As St. John had suspected, not everybody was happy about the success the DirectX team was having. According to St. John, there were still enemies within Microsoft who would throw roadblocks in the way or try to seize control of their projects. Direct3D was just getting going, and the NT, OpenGL and even the Talisman group were making life a challenge. So it was St. John’s role to be the heat shield for Engstrom and Eisler and let them keep working on Chrome without interference from within.

While OpenGL was an established graphics API, Talisman was an internal Microsoft technology that came out of Microsoft Research, which had been started by Nathan Myhrvold in 1991 with the sole purpose of exploring new technologies that would allow Microsoft to stay ahead of its competition and build up a portfolio of patents. Unlike every other division, Microsoft Research, or just Research as people referred to it, had no requirement to develop products or to make money directly. They were pure research. But Myhrvold realized that research without products would not be as effective as it should be, and so Research often worked directly with product groups to implement their technologies into practical implementations.

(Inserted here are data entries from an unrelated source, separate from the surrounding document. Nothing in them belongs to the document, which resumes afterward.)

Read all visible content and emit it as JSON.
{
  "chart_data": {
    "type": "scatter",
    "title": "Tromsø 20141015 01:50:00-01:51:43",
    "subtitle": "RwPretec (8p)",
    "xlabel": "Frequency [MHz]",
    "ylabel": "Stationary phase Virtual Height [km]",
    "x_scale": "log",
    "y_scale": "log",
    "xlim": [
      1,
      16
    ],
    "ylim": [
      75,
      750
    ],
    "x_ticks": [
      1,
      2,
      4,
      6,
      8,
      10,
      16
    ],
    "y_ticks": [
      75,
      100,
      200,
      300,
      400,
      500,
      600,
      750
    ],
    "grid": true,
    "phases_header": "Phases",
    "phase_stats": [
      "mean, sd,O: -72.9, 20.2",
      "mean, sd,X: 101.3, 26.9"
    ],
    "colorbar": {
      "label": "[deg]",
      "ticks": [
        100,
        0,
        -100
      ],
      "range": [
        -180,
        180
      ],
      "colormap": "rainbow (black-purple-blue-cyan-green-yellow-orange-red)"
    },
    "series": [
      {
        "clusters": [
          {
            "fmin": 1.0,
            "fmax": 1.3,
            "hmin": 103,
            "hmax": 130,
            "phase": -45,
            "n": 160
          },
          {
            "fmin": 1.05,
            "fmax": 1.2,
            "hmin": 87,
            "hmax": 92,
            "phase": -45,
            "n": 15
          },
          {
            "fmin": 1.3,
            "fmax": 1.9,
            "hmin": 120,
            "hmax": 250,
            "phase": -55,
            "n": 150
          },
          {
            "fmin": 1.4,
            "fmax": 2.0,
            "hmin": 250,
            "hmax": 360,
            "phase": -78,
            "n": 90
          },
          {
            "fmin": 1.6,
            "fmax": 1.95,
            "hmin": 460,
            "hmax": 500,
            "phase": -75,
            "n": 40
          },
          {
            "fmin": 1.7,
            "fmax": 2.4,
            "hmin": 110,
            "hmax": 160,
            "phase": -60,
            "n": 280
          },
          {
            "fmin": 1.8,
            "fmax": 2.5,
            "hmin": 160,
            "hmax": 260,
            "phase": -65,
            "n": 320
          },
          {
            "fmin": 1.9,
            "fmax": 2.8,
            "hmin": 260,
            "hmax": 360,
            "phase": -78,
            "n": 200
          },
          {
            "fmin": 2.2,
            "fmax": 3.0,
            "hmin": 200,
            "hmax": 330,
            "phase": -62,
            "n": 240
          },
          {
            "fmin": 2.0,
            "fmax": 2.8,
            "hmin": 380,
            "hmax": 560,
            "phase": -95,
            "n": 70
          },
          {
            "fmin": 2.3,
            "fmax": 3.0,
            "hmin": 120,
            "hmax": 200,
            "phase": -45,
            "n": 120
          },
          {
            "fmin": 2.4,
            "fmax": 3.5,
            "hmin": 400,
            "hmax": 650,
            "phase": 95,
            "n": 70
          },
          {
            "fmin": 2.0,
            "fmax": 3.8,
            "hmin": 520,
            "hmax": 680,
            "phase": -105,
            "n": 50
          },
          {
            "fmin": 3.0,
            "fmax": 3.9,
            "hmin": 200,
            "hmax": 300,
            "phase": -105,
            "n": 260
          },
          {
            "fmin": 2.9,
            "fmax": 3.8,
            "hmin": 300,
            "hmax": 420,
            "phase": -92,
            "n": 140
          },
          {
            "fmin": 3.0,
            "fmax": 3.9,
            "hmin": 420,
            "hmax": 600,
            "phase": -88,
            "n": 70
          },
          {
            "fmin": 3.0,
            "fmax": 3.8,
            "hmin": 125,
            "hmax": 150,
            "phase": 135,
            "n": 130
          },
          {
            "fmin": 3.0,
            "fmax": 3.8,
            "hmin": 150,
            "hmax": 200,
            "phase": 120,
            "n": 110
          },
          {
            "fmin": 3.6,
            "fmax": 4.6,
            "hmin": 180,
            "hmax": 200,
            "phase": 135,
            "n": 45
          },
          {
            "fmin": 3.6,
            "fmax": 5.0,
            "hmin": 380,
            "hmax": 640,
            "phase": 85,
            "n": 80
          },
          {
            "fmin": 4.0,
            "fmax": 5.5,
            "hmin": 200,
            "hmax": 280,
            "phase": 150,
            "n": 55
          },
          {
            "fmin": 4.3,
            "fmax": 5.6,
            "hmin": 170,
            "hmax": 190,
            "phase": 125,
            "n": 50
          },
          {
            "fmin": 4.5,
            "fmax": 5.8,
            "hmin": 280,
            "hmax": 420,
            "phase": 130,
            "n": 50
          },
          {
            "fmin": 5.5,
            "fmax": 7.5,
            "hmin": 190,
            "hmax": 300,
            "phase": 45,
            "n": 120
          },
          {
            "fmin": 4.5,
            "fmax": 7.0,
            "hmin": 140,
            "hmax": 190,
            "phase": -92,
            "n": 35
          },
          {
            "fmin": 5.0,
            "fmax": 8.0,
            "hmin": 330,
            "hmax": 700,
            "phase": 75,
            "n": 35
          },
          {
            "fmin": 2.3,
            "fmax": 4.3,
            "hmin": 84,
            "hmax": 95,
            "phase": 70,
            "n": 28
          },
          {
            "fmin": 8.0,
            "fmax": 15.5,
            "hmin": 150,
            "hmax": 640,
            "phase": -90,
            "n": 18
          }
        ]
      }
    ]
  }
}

One of those implementations was Talisman, a clever and somewhat complicated technology designed to speed up 3D animation rendering by only requiring a program to re-render the parts of an image that actually changed, and not the whole image. By doing so, it saved resources and sped up the process, in theory quite dramatically.

Bill Gates was intrigued by Talisman and supported it, but members of the DirectX team, including St. John and evangelist Ty Graham hated it. There are many stories about the internal battles over Talisman, with rationale provided on both sides of the argument, but in the end, Talisman took too long to get to market, and by the time it was ready to be released, the graphics market had passed it by. For that and other reasons, Talisman was ultimately abandoned. OpenGL, on the other hand, was a different story. The battles between advocates of OpenGL and Direct3D raged for many months, escalating when graphics guru John Carmack wrote what was to become an infamous post on a user group that blasted Direct3D and fully endorsed OpenGL. This came as a shock to the DirectX team because previously Carmack had been very supportive.

The Carmack post ignited some acrimonious argument over emails and raised a lot of questions about which standard Microsoft should adopt.